Fritsch_Die Stadt09.gif (86129 Byte) Fig. 9: Flügelförmige Bebauung mit einspringenden Waldungen oder Park und Garten Plätzen

Im Einzelnen ließen sich bei dieser Bebauung auf einem Boden, der nicht durch seine Kostspieligkeit zur Knauserei zwingt, der nicht durch vorhandene alte Straßenzüge und durch die beliebigen Grenzen einengender Privat-Grundstücke allerlei Rücksichtsnahmen auferlegte sondern die freie Entfaltung vernünftiger Ansprüche zuläßt, noch allerlei vorteilhafte Einrichtungen treffen. So würde sich empfehlen, innerhalb der Häuser-Vierecke (oder Sechsecke) gemeinsame Spiel- oder Gartenplätze vorzusehen und so vor allem die Tummelplätze der Jugend von der Straße nach geschützteren Orten zu verlegen.
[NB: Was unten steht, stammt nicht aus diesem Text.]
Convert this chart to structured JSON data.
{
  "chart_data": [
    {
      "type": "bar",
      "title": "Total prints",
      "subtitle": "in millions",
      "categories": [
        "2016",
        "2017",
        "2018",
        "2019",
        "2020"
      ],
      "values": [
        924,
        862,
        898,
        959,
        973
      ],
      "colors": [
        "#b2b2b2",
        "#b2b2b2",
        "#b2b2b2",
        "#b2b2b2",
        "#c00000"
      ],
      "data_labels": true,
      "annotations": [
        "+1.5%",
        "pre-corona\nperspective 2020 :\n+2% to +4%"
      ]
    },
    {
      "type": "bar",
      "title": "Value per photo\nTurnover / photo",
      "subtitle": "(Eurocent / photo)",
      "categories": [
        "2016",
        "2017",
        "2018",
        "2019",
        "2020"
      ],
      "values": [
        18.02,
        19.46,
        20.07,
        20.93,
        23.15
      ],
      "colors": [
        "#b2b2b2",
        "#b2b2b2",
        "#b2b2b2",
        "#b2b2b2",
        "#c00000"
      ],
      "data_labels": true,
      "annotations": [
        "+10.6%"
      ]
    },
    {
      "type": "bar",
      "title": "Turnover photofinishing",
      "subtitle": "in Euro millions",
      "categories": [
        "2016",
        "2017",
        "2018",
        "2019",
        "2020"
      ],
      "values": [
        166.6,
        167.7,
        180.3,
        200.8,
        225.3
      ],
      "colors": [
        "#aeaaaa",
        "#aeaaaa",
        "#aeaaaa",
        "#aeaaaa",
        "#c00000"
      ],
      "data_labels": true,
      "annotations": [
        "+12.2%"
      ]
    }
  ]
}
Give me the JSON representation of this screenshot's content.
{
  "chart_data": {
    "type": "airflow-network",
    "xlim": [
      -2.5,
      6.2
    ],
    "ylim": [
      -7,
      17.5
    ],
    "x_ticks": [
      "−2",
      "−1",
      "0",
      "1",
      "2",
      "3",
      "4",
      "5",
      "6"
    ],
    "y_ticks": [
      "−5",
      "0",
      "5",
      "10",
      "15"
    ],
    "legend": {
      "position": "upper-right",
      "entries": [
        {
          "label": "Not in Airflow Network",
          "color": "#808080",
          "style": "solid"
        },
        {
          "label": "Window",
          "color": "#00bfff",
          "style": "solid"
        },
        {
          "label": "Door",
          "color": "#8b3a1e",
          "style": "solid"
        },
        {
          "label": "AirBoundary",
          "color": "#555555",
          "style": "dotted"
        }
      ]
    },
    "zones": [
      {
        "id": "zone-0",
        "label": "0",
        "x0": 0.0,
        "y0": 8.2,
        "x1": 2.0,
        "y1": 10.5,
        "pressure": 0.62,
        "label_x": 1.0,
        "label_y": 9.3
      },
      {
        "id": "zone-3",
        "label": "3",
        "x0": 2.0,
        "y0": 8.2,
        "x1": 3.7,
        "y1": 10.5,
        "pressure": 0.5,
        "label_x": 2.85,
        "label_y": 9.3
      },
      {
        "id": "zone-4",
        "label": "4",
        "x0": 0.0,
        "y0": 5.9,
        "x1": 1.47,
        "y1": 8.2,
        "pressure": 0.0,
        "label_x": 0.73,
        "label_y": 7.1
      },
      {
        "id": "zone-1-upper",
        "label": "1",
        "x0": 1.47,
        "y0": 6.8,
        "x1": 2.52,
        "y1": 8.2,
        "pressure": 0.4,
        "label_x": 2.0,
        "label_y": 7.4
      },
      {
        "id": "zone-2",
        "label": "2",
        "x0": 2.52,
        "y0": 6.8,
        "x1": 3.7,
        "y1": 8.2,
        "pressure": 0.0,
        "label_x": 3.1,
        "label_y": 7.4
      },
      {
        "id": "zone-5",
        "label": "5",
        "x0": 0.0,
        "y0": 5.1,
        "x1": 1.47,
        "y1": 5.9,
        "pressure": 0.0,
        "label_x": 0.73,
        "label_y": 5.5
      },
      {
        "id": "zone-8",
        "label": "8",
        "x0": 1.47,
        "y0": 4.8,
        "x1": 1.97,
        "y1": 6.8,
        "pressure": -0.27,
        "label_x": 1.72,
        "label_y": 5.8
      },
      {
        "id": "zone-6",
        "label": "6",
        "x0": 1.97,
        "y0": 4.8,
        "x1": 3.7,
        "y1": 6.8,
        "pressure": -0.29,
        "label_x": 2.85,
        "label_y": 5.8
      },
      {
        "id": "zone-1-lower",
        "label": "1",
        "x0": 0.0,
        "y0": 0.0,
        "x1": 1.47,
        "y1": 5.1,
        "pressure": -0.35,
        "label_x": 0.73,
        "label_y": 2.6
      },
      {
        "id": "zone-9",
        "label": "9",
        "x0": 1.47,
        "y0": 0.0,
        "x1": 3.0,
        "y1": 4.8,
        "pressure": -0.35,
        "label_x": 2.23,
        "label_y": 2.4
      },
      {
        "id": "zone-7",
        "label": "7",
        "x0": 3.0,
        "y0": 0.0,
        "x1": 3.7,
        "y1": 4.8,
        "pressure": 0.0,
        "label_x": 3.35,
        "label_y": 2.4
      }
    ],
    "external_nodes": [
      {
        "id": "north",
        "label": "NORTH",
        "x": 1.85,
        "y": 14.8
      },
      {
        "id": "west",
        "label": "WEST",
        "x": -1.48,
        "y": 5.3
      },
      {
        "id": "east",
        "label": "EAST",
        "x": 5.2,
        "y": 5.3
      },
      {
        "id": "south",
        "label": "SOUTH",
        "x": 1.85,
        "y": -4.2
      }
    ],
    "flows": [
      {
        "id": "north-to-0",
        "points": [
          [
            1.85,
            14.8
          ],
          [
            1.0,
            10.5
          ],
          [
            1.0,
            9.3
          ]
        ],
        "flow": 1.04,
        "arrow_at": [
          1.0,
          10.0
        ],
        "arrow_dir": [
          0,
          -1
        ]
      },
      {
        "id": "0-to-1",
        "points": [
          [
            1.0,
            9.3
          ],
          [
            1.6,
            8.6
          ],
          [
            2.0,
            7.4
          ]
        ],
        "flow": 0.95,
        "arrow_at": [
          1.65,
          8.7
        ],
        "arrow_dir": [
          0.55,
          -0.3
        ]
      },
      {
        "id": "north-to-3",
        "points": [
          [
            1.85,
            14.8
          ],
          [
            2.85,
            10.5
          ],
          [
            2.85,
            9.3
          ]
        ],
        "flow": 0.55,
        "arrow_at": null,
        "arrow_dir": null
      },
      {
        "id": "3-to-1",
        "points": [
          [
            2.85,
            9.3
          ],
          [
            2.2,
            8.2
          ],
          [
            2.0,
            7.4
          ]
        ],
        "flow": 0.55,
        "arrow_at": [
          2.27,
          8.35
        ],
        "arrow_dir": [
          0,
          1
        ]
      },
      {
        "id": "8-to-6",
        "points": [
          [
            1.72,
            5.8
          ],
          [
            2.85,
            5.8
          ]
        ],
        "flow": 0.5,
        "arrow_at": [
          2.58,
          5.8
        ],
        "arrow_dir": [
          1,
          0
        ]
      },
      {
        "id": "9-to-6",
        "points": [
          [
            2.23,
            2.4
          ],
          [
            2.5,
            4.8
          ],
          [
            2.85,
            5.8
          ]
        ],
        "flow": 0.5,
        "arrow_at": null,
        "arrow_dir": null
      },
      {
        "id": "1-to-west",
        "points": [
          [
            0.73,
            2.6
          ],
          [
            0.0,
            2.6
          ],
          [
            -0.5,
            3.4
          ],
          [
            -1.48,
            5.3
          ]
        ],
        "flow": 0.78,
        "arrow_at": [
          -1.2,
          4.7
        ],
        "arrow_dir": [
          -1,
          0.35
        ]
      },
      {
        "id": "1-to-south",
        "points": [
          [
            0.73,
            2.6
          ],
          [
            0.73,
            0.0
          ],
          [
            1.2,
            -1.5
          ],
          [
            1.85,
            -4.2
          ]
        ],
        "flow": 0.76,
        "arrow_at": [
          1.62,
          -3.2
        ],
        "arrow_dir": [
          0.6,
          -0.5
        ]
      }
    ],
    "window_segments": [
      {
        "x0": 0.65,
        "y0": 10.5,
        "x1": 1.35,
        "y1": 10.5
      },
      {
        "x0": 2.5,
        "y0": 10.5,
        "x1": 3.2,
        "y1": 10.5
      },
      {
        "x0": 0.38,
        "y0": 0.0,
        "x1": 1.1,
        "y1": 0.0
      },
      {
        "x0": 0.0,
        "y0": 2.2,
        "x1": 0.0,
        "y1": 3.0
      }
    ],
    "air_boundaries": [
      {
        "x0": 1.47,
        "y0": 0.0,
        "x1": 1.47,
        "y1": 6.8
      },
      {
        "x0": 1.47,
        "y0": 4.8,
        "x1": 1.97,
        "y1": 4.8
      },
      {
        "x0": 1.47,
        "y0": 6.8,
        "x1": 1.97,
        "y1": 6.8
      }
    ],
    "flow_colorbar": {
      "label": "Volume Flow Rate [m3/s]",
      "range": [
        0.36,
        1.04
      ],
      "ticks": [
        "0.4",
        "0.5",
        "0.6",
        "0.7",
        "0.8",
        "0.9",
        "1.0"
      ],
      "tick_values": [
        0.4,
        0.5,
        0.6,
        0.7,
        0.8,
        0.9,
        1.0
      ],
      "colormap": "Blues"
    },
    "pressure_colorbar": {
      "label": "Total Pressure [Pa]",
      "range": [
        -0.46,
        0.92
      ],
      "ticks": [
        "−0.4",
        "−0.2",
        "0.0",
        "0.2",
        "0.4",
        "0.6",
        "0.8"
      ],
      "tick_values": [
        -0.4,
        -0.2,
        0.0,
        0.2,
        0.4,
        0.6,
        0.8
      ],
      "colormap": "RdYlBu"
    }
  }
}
Ebenso würde es vorteilhaft sein, die bebauten Blocks auf einer Seite für eine Einfahrt offen zu lassen, um nicht nur bei Feuers-Gefahr sondern auch für gewisse wissenschaftliche Zwecke (Abfuhr von Müll und dergl.) die Grundstücke von ihrer Rückseite zugänglich zu machen. Fig. 10 und 11 zeigen Beispiele einer solchen Bebauung.

Fritsch_Die Stadt10.gif (5969 Byte)  Fig. 10
Fritsch_Die Stadt11.gif (12285 Byte) Fig. 11

Auch wäre zu erwägen, ob man nicht, wenigstens in den vornehmeren Stadtteilen, eine Unterscheidung zwischen Hauptstraße und Wirtschafts-Weg machen könnte, derart, daß eine engere Straße für den wirtschaftlichen Fahr-Verkehr an den Rückfronten der Grundstücke entlang zu führen wäre, wie in Figur 12 dargestellt ist.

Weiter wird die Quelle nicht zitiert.